Review must be at least 10 words

    Book preview

    Renovation - Lane Robins

    Renovation

    by Lane Robins

    Published by:

    Blind Eye Books

    1141 Grant Street

    Bellingham, WA 98225

    blindeyebooks.com

    All rights reserved. No part of this publication may be used or reproduced in any manner without the written permission of the publisher, except for the purpose of reviews.

    Edited by Nicole Kimberling

    Cover art by Dawn Kimberling

    This book is a work of fiction and as such all characters and situations depicted are fictional. Any resemblances to actual people or events are coincidental.

    First print edition May 19, 2015

    Copyright© Lane Robins

    ISBN: 978-1-935560-36-4

    1

    The very moment JK Lassiter rolled up the U-Haul door, he had an audience. It surprised him, though it shouldn’t have. This neighborhood, from what his boss, Dustin Davis, had said, was a mixture of students, university professors, and retirees—exactly the kind of people who’d be able to come home midday.

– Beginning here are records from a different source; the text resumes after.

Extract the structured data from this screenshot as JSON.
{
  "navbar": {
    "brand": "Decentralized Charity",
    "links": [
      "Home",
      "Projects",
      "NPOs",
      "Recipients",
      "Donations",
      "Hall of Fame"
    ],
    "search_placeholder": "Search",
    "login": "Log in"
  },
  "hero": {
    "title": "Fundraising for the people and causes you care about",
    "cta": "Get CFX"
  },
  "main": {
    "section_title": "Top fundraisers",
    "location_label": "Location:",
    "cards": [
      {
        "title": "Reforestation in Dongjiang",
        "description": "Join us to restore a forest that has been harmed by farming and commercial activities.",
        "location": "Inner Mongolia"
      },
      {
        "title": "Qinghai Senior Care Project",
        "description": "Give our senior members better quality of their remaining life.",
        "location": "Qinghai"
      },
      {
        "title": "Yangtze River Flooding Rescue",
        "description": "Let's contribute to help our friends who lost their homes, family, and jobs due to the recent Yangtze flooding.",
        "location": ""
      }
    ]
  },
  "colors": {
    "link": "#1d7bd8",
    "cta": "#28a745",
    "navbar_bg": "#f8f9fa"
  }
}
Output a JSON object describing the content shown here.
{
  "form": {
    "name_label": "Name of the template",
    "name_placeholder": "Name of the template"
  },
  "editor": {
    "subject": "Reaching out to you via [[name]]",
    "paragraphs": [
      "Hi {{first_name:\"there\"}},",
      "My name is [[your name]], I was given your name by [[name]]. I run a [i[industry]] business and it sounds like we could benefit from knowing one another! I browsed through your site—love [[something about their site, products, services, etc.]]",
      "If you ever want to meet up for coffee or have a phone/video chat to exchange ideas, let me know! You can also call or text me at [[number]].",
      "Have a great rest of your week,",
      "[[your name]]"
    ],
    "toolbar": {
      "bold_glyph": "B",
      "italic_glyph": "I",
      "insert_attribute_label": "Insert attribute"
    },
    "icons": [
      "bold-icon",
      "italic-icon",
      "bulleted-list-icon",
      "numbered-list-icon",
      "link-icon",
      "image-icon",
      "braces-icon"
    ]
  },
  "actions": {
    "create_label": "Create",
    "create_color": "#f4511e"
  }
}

    A curtain in a fancy bay window directly across the street twitched, then a stiff-backed man moved out to sit on his porch, a book in hand. The book rested on his lap, unopened. A prop. An excuse to let him watch as JK unpacked. An older couple in a hatchback made a slow circuit around the cul-de-sac, then retreated into the first driveway off the main road—a go ’round to get a better look. The woman, grey-haired and stocky in her yoga gear, waved as she got out of her car. JK raised his hand, waved back.

    Nosy neighbors, but friendly ones.

    A nice change. So many of Dallas’s neighborhoods were industrial, or apartment dense, or made up of houses with three-car garages that let people pull in, pull out, without ever seeing their neighbors. There weren’t a lot of places left like this one: houses built in the twenties and thirties, full of personality, with lots that might be small—no room for swimming pools or tennis courts, but enough space for backyard decks, a swing set or two beneath the shade trees, and the inevitable barbecue grill.

    JK smiled, soaking in the scene. Like something out of a movie setting.

    His boss had to have had the luck of the devil to find a house for sale here and at a decent price. Of course—JK turned back to the house—you got what you paid for.

    Against the pretty backdrop of the other houses, his place loomed like a nightmare—the blight in the neighborhood.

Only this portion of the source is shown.